Kabid Humas Polda Babel, Komisaris Besar Polisi Agus Sugiyarso, menjelaskan bahwa pengamanan terhadap kelima tersangka dilakukan oleh tim gabungan yang terdiri dari personel Subdit Il Fismondev Ditreskrimsus dan Opsnal Subdit Ill Jantanras Ditreskrimum Polda Babel.
Adapun kelima tersangka yang telah ditetapkan identitas awalnya adalah TF (warga Jakarta), EAN alias Riken, ER alias Edos, dan LU alias Lukki (seluruhnya warga Nusa Tenggara Timur), serta AJT alias Andre yang berdomisili di Kabupaten Maluku Tengah.
“Ada lima orang yang diduga sebagai debt collector diamankan terkait penarikan objek jaminan fidusia, di mana pelaksanaannya tidak sesuai dengan isi surat kuasa maupun spesifikasi objek jaminan fidusia yang tercatat milik perusahaan pembiayaan,” ungkap Agus Sugiyarso saat memimpin konferensi pers di Markas Besar Polda Babel, Jumat (15/5/2026).
Agus menambahkan, kasus ini terungkap berkat adanya laporan masuk dari masyarakat yang merasa resah dan dirugikan atas keberadaan serta cara kerja para debt collector tersebut.
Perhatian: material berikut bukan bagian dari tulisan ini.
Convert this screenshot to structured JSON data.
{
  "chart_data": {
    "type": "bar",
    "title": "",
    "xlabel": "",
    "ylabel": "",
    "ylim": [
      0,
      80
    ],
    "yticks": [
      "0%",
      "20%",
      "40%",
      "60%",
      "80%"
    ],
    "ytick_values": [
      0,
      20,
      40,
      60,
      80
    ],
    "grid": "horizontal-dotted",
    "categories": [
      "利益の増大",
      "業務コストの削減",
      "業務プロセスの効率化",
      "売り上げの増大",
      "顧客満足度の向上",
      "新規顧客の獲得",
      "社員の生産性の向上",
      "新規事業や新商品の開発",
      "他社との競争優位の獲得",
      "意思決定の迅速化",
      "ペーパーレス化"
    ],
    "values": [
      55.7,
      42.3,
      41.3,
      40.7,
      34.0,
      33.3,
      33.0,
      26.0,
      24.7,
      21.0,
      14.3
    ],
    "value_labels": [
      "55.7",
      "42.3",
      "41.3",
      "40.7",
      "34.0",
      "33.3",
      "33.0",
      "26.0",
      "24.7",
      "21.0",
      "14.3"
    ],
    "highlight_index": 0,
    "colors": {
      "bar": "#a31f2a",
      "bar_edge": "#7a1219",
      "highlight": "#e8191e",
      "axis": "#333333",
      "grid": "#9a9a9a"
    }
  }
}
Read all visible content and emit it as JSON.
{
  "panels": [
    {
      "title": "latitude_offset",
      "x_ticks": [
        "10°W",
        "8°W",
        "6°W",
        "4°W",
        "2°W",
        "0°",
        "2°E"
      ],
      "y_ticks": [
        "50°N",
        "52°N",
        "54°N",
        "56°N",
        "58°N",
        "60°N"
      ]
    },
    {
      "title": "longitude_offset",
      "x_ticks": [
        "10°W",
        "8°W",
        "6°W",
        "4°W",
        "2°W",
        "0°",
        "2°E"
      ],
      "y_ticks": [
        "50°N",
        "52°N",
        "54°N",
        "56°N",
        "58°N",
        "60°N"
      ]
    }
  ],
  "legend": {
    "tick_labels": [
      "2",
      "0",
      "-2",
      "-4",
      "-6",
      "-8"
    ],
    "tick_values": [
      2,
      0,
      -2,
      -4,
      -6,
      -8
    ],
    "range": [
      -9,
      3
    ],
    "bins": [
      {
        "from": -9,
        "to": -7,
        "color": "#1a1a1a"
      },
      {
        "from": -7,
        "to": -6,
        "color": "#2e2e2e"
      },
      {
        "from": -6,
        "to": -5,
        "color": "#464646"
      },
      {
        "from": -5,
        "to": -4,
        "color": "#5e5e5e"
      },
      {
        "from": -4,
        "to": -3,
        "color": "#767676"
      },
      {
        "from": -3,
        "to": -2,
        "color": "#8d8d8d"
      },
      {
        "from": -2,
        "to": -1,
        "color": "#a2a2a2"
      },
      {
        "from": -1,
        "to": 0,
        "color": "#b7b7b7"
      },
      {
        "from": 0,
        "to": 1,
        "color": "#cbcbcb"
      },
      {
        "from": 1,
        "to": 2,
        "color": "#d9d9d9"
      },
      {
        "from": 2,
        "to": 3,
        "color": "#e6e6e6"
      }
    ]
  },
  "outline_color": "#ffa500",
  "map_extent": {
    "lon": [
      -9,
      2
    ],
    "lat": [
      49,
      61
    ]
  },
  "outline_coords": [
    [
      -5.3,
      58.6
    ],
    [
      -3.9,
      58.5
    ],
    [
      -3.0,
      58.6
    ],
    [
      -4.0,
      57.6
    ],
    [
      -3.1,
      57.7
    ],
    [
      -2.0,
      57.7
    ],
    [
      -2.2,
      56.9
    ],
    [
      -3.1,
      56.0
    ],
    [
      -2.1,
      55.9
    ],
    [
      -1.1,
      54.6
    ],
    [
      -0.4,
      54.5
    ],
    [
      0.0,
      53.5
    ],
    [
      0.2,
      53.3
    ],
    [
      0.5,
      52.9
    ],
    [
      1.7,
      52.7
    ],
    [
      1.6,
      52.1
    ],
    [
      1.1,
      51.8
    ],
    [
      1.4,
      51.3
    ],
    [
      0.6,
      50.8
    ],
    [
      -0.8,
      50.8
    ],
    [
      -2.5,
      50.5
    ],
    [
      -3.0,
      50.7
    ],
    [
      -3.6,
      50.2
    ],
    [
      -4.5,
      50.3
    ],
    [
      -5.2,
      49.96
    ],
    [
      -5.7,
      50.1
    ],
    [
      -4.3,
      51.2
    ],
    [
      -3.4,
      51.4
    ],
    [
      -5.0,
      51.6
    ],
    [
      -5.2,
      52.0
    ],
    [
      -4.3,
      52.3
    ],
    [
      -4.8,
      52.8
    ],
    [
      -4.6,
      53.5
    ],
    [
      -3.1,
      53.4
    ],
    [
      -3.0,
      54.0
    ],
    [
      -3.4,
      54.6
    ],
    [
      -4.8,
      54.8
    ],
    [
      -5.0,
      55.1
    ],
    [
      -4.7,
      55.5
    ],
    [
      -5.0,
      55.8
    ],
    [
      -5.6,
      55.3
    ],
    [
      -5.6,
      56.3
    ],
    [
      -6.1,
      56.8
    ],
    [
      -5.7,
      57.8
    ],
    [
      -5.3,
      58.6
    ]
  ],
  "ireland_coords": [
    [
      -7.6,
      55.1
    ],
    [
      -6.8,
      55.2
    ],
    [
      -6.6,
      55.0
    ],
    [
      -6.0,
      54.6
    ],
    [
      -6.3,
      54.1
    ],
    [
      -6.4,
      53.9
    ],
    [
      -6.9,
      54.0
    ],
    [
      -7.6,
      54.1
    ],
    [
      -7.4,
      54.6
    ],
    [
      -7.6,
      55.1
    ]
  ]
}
Menindaklanjuti laporan tersebut, pihak kepolisian segera bergerak cepat dan melakukan pengamanan terhadap delapan orang di lokasi Jalan Tirta Darma Dalam Bacang, Kecamatan Bukit Intan, Kota Pangkalpinang.
“Berdasarkan hasil pemeriksaan mendalam, ditetapkan lima orang sebagai tersangka dan saat ini sudah berada dalam penahanan di Rumah Tahanan Markas Polda Babel guna proses hukum lebih lanjut,” sebutnya.
Dalam operasi pengungkapan kasus ini, penyidik juga berhasil menyita sejumlah barang bukti penting dari tangan para tersangka, meliputi 9 unit mobil berbagai merek, 5 unit telepon genggam, 1 lempengan besi, serta 8 rangkap dokumen atau surat-surat yang berkaitan dengan kasus tersebut.
Dijelaskan pula modus operandi yang digunakan oleh para pelaku, yaitu menarik kendaraan dari pihak penerima pengalihan hak atau pemakai kendaraan, kemudian menyimpan dan menyembunyikan kendaraan tersebut di lokasi lain, namun tidak menyerahkannya kepada perusahaan pembiayaan selaku pihak penerima hak jaminan fidusia sebagaimana mestinya.
Lebih lanjut, Agus menegaskan bahwa seluruh proses penegakan hukum yang dilakukan oleh penyidik Polda Babel telah dilaksanakan sesuai dengan ketentuan peraturan perundang-undangan dan prosedur tetap yang berlaku. Setiap tindakan kepolisian, mulai dari pengamanan hingga penetapan tersangka, didasarkan pada alat bukti yang sah dan kewenangan yang diatur dalam Kitab Undang-Undang Hukum Acara Pidana (KUHAP). Penindakan cepat dilakukan mengingat unsur tindak pidana yang tertangkap tangan.
“Polda Babel juga memastikan bahwa hak-hak terduga tersangka maupun pihak terkait tetap kami berikan dan kami lindungi sesuai prosedur, termasuk pemberian pendampingan hukum serta pemberitahuan kepada keluarga,” tegas Agus.
Di akhir keterangannya, pihak kepolisian juga mengimbau kepada seluruh masyarakat agar tidak mudah terpengaruh atau menyebarkan informasi yang belum terverifikasi kebenarannya. Masyarakat diharapkan dapat menyerahkan seluruh proses penegakan hukum ini kepada aparat yang berwenang agar penanganan berjalan secara profesional, transparan, dan akuntabel.